What would happen to my savings during a hyper-inflationary event? As hyper-inflation unfolds, the velocity of money increases. No money is left sitting around for long. It is immediately exchanged for tangibles, food, essentials, etc… before the price of those items ticks up in just days, hours, or minutes later. You could leave your savings in a bank, but if it collapsed, and by the time you got your guaranteed deposit back, the purchasing power will be significantly reduced – deposits are guaranteed but interest is not and it might take months (or much longer) to get the money back. Why could banks collapse during a hyper-inflationary event? In a hyper-inflationary environment, any lender who has a fair number of fixed-rate mortgages out there would be almost certain to go under. In a hyper-inflationary environment, almost no one will be able to afford, or be in a financial condition to take on a loan. Houses will be so expensive that almost everyone will be completely locked out of the market while living costs will skyrocket.

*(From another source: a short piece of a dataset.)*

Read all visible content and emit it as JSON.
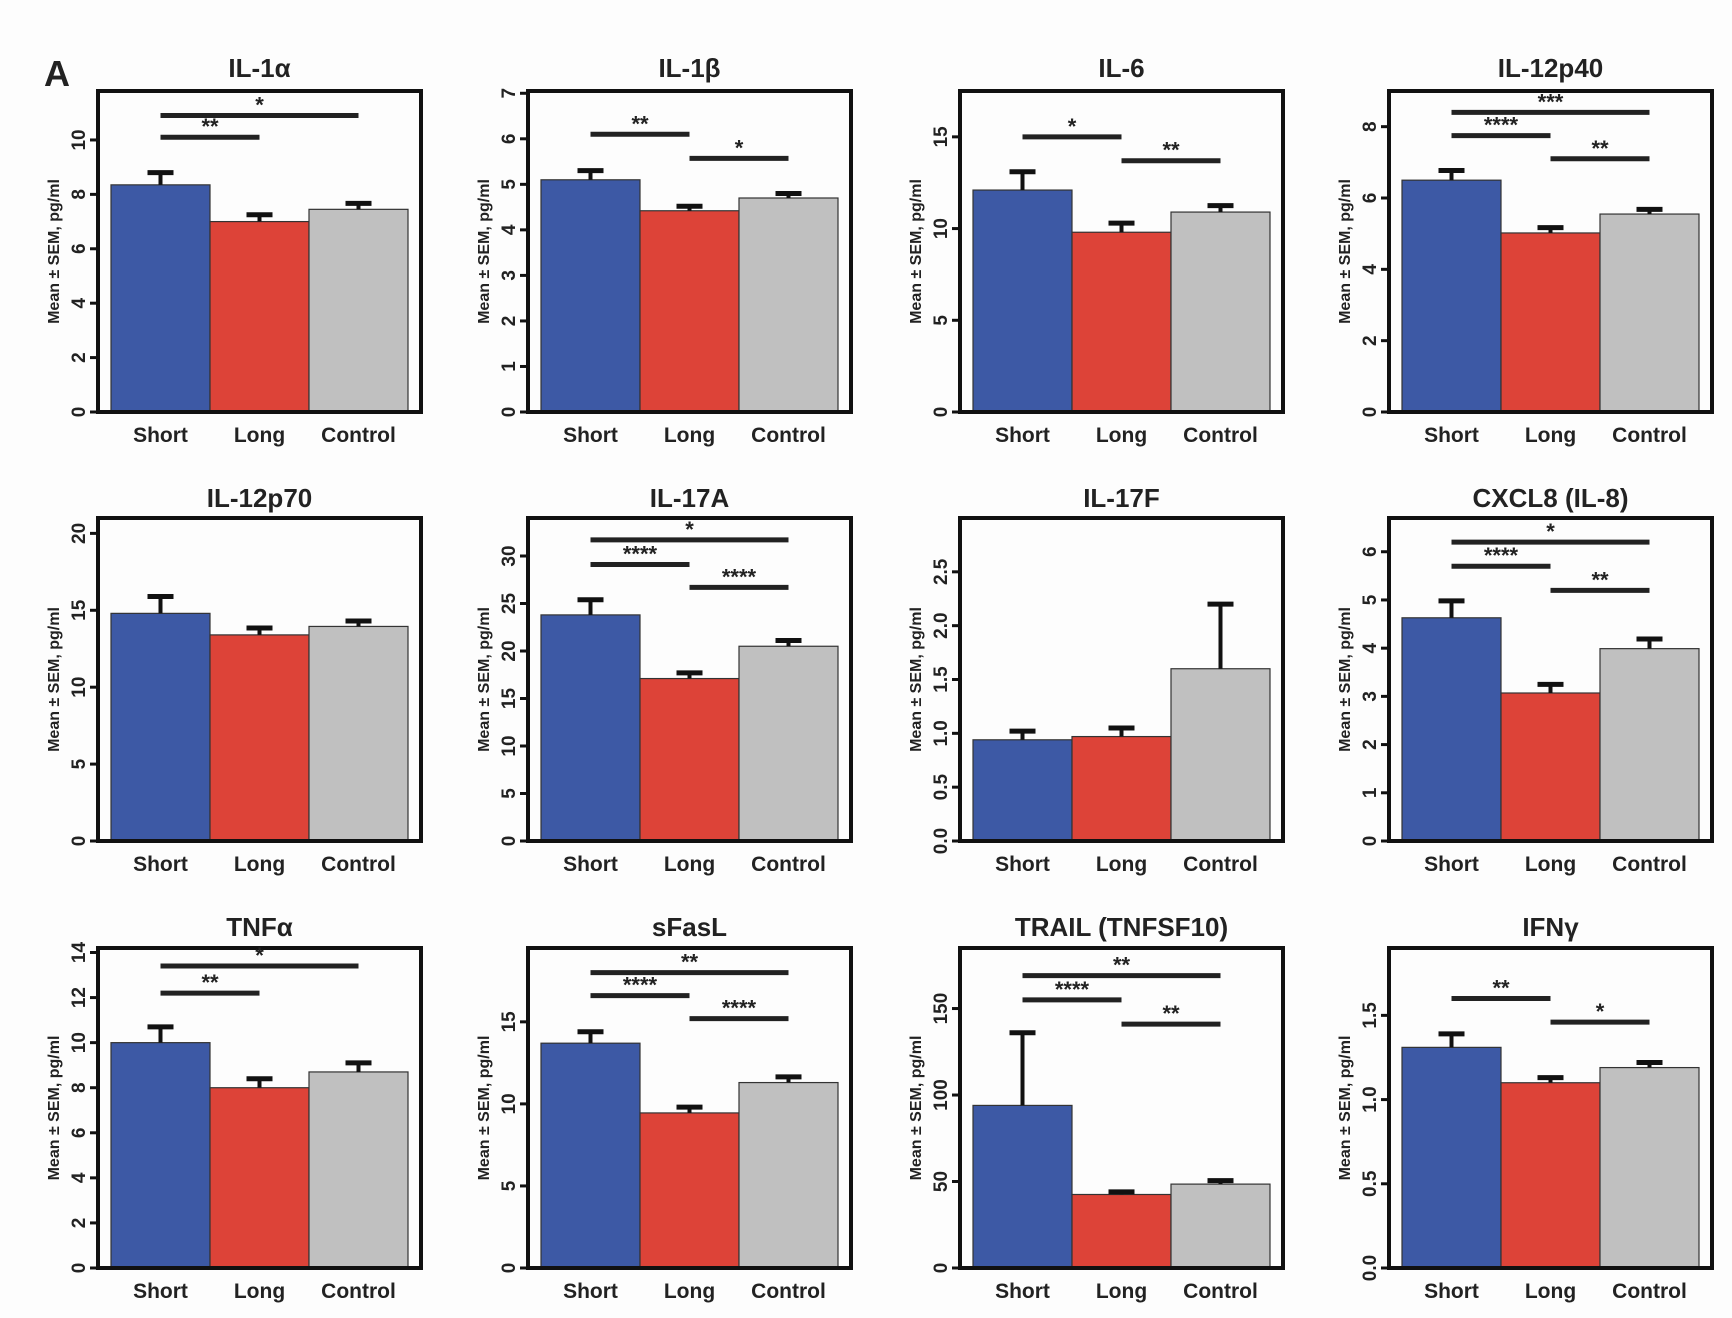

What would happen to my mortgage? In broad terms, People with a traditional fixed interest rate mortgage will have their payments remain the same, and may possibly have the opportunity to pay off their loan with highly devalued dollars. People with an adjustable interest rate mortgage will see their payment amount rise in keeping with a financial index, and at some point will most likely not be able to meet payments and will default. If I had a fixed rate mortgage, then I’m in great shape during hyperinflation, right? Absolutely not. Although you may be fortunate enough to have, and leverage, new hyper-inflated cash to pay off old dollars of fixed rate debt, there will remain a very unpleasant surprise… Property Taxes. Your property taxes will skyrocket along with inflation, as cities and towns have no other way to pay their bills except to tax you and to sell bonds. You may not be able to afford to live in your now paid-off house. Home owners, like everyone else, will struggle to keep their jobs, as hyperinflation comes with a collapse of the broader economy. At some point, the currency will re-set and a new currency will be introduced. A few lucky ones will have timed their decisions right, those who had no debt, or with with a fixed rate mortgage and a little pile of gold who are quick enough to exchange the gold for cash before a dollar re-set or price-fix on gold, will make out well. But who’s to say…
What can I do to protect myself? Really, if it were ever to come down to hyperinflation, which it hopefully never will, the more self-sufficient you are, the better your chances of getting through the chaos with the least amount of damage. Those with no debt will do the best. Those with tangible assets and commodities will do the best. Those who have purchased and stored consumable supplies before the event, will do the best. As the talk at the U.N. and at the IMF continues to suggest a new world reserve currency, and as China, Russia, and other nations push in favor, the U.S. dollar is at risk of losing it’s sole reserve status, which may be the very thing keeping it barely afloat at this moment.
None of this is financial advice, but only one person’s opinion.